This one web page is filled with truly low-cost PRODUCTIVE ideas. Some of the ideas include: a mom who held ZUMBA classes (and netted $4,000); a local deli split profits for selling their sandwiches; car wash; box tops; mom-2-mom sales, where slightly used children’s items are sold (the people with tables do not have to be school parents – each sale averaged $3,000.)
This web page details each step you will need to take for a successful garage sale. Most households, regardless of income, would appreciate cleaning out their garage and closets. And . . . parents would be pleased to see they were helping their child’s school in a concrete way with cash from the sale of their unused items. Recommended best times are spring and fall. They recommend that you might also consider a flea market held in the parking lot.

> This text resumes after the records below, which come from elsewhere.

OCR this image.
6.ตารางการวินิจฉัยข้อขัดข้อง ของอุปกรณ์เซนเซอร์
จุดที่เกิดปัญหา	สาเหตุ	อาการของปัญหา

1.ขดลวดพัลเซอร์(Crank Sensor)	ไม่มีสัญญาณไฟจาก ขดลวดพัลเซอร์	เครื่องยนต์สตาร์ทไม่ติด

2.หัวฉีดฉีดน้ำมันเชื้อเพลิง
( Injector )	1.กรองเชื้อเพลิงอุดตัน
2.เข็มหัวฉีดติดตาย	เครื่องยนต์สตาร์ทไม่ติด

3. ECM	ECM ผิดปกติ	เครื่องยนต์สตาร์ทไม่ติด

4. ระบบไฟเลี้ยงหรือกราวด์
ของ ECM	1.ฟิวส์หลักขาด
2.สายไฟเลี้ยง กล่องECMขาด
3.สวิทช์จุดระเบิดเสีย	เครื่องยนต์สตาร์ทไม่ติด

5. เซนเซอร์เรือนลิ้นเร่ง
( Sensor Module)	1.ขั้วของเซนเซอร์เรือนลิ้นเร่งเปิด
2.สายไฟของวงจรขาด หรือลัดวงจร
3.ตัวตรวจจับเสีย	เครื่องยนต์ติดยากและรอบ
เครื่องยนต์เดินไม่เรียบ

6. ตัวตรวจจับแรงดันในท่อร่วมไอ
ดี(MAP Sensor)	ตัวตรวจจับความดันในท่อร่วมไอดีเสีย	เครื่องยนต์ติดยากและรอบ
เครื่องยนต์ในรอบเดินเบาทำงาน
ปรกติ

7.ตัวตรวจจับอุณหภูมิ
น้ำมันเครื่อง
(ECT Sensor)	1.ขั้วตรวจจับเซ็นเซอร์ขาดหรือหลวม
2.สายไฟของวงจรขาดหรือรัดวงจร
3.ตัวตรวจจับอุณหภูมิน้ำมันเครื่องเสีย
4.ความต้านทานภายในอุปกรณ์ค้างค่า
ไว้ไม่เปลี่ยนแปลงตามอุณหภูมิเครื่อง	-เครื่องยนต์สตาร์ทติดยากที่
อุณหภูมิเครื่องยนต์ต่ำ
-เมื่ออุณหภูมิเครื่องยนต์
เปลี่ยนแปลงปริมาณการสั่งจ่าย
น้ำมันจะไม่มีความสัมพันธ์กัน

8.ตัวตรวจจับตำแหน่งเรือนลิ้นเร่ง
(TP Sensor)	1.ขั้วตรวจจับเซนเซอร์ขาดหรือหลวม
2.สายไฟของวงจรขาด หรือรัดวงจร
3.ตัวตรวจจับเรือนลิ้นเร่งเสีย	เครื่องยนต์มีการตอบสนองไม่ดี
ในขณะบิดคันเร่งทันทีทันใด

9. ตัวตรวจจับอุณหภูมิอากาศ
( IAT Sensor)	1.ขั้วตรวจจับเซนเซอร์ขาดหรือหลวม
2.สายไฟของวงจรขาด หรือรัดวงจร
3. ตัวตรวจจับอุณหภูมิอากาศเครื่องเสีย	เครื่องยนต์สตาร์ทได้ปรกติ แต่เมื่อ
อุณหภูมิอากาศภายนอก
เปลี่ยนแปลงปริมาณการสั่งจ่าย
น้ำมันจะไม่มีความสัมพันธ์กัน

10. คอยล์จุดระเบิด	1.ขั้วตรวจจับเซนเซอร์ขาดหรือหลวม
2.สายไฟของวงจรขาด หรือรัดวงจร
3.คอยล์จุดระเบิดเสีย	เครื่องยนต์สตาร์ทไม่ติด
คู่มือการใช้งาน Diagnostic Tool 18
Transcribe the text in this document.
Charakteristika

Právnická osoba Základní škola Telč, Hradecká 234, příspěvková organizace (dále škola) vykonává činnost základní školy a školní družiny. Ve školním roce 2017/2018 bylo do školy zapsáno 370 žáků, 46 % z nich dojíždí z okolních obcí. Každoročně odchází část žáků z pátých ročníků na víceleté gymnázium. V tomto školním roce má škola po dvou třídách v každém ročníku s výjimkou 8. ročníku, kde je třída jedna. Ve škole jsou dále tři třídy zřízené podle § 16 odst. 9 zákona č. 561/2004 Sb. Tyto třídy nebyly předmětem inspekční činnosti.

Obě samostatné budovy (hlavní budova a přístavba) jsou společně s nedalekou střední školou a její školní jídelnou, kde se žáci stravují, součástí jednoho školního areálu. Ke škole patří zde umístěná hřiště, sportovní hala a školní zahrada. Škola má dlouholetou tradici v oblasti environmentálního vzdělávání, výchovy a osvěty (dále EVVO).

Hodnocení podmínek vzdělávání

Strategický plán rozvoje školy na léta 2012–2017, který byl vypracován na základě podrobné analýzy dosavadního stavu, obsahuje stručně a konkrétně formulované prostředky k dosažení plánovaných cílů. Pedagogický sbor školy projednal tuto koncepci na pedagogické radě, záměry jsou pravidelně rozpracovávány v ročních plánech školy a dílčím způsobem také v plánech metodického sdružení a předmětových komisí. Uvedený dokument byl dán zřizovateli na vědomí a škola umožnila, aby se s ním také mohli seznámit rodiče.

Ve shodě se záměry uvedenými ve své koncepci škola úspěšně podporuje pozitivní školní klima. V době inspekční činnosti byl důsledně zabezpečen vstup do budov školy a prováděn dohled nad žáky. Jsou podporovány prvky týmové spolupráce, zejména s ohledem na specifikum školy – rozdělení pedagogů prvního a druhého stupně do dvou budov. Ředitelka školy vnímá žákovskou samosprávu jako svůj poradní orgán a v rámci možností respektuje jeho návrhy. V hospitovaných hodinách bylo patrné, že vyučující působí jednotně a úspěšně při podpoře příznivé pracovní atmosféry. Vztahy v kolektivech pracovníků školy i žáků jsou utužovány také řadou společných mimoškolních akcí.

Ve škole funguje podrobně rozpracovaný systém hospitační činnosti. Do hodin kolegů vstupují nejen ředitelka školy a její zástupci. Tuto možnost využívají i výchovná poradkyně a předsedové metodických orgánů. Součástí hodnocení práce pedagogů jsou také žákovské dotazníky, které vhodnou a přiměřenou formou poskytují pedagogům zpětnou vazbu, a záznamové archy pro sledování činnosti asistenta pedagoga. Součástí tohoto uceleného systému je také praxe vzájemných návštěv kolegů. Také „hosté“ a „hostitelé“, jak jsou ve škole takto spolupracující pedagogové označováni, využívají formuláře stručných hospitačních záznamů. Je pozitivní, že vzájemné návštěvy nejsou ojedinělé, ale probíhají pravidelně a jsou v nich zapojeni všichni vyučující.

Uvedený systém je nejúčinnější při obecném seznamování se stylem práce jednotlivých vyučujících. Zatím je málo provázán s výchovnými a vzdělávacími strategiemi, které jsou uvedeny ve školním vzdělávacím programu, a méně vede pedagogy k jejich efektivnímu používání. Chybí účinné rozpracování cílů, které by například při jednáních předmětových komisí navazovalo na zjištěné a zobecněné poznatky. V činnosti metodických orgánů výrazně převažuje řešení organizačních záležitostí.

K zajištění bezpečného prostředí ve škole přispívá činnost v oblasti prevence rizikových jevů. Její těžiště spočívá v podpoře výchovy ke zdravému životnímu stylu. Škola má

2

This free podcast walks you through setting up a fundraising plan. Even though you may feel a plan is not necessary if you have limited resources, getting a group of teachers and administrators together to view this podcast and then create a plan will generate buzz among the faculty which will then spread to students and then parents. It will also likely encourage and motivate some of those folks on staff who have given up on the idea of raising money in their low income neighborhood.
I love these simple, NO COST fundraisers. These five ideas sound do-able for low income schools (with the possible exception of the prom dress fundraiser.) The collection drives sound easy to do. (You can recycle not only cans and bottles but cell phones, ink cartridges, and electronics.) The Bring and Buy sale is a fresh take on the garage sale/flea market concept.